I guess that the carbide tips are hard enough but break because they take too much hard material at one time to handle the load.
I saw that with a router.
The carbide tips are big and sharp enough to give nicely cut areas, but the hedges are fragile and the corners even more.
I worked on pieces of oak from an old window and found small nails and screws buried in. They were rusted in the wood and impossible to pull out.
So I pushed slowly and smoothly the router over the nails. The noise changed but the nails were perfectly cut, even some in the length. No damage on the bit (at least that I could notice). Except when the bit catch the wrong side of the slot and gave a jerky movement at the router. Just near a nail of course. The bit cut the nail but lost a fragment at one corner.
On the bench for the router, I use square tubes to support and to clamp the boards. Once, I screwed up one tightening and the board slightly moved during the machining. The router followed the movement and its bit progressively carved a groove 2" long by 1/8" in the iron tube before I noticed there was something wrong.
No damage this time.
I think that if you know there is some iron buried in the wood (not too big ), like nails, even T posts, you can cut throw with the carbide chain if you hold steadily the chainsaw and retain the cut (to reduce the thickness of the chips).

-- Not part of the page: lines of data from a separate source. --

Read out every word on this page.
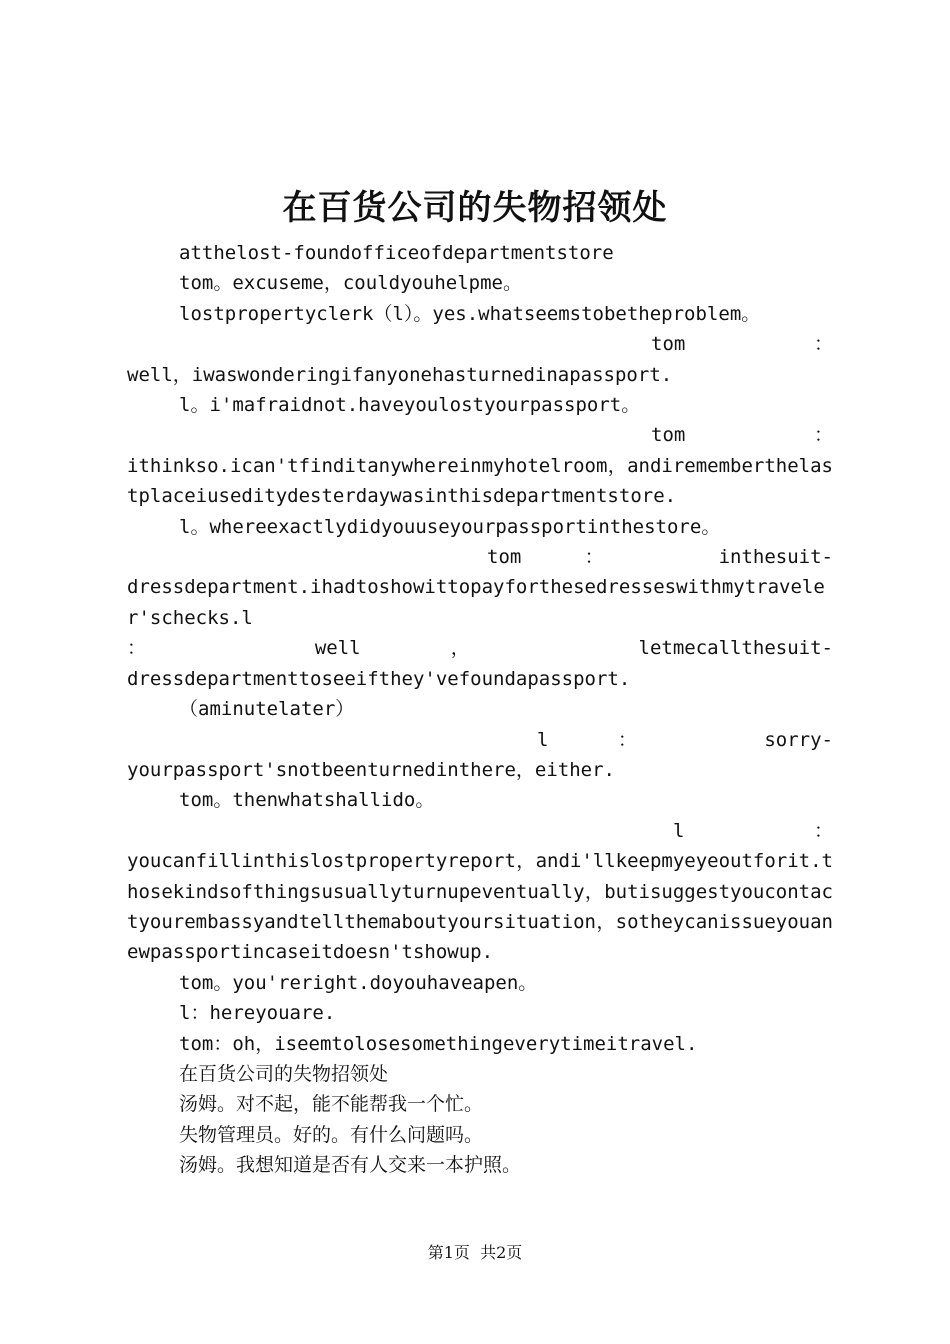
在百货公司的失物招领处

atthelost-foundofficeofdepartmentstore

tom。excuseme，couldyouhelpme。

lostpropertyclerk（l）。yes.whatseemstobetheproblem。

tom	：

well，iwaswonderingifanyonehasturnedinapassport.

l。i'mafraidnot.haveyoulostyourpassport。

tom	：

ithinkso.ican'tfinditanywhereinmyhotelroom，andirememberthelastplaceiuseditydesterdaywasinthisdepartmentstore.

l。whereexactlydidyouuseyourpassportinthestore。

tom	：	inthesuit-

dressdepartment.ihadtoshowittopayforthesedresseswithmytraveler'schecks.l

：	well	，	letmecallthesuit-

dressdepartmenttoseeifthey'vefoundapassport.

（aminutelater）

l	：	sorry-

yourpassport'snotbeenturnedinthere，either.

tom。thenwhatshallido。

l	：

youcanfillinthislostpropertyreport，andi'llkeepmyeyeoutforit.thosekindsofthingsusuallyturnupeventually，butisuggestyoucontactyourembassyandtellthemaboutyoursituation，sotheycanissueyouanewpassportincaseitdoesn'tshowup.

tom。you'reright.doyouhaveapen。

l：hereyouare.

tom：oh，iseemtolosesomethingeverytimeitravel.

在百货公司的失物招领处

汤姆。对不起，能不能帮我一个忙。

失物管理员。好的。有什么问题吗。

汤姆。我想知道是否有人交来一本护照。

第1页 共2页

I did that with a regular chain on a nail (not a carpenter nail though). I saw the head but didn't know where the rod went and I had to cut near it. So I cut here carefully and with all the trunk's diameter to slow down the cutting speed. Obviously I was on the wrong side, but the chainsaw did cut it obliquely. The chain was no more sharp as usual, but not dulled as by a touch in the dirt. Easy resharpening.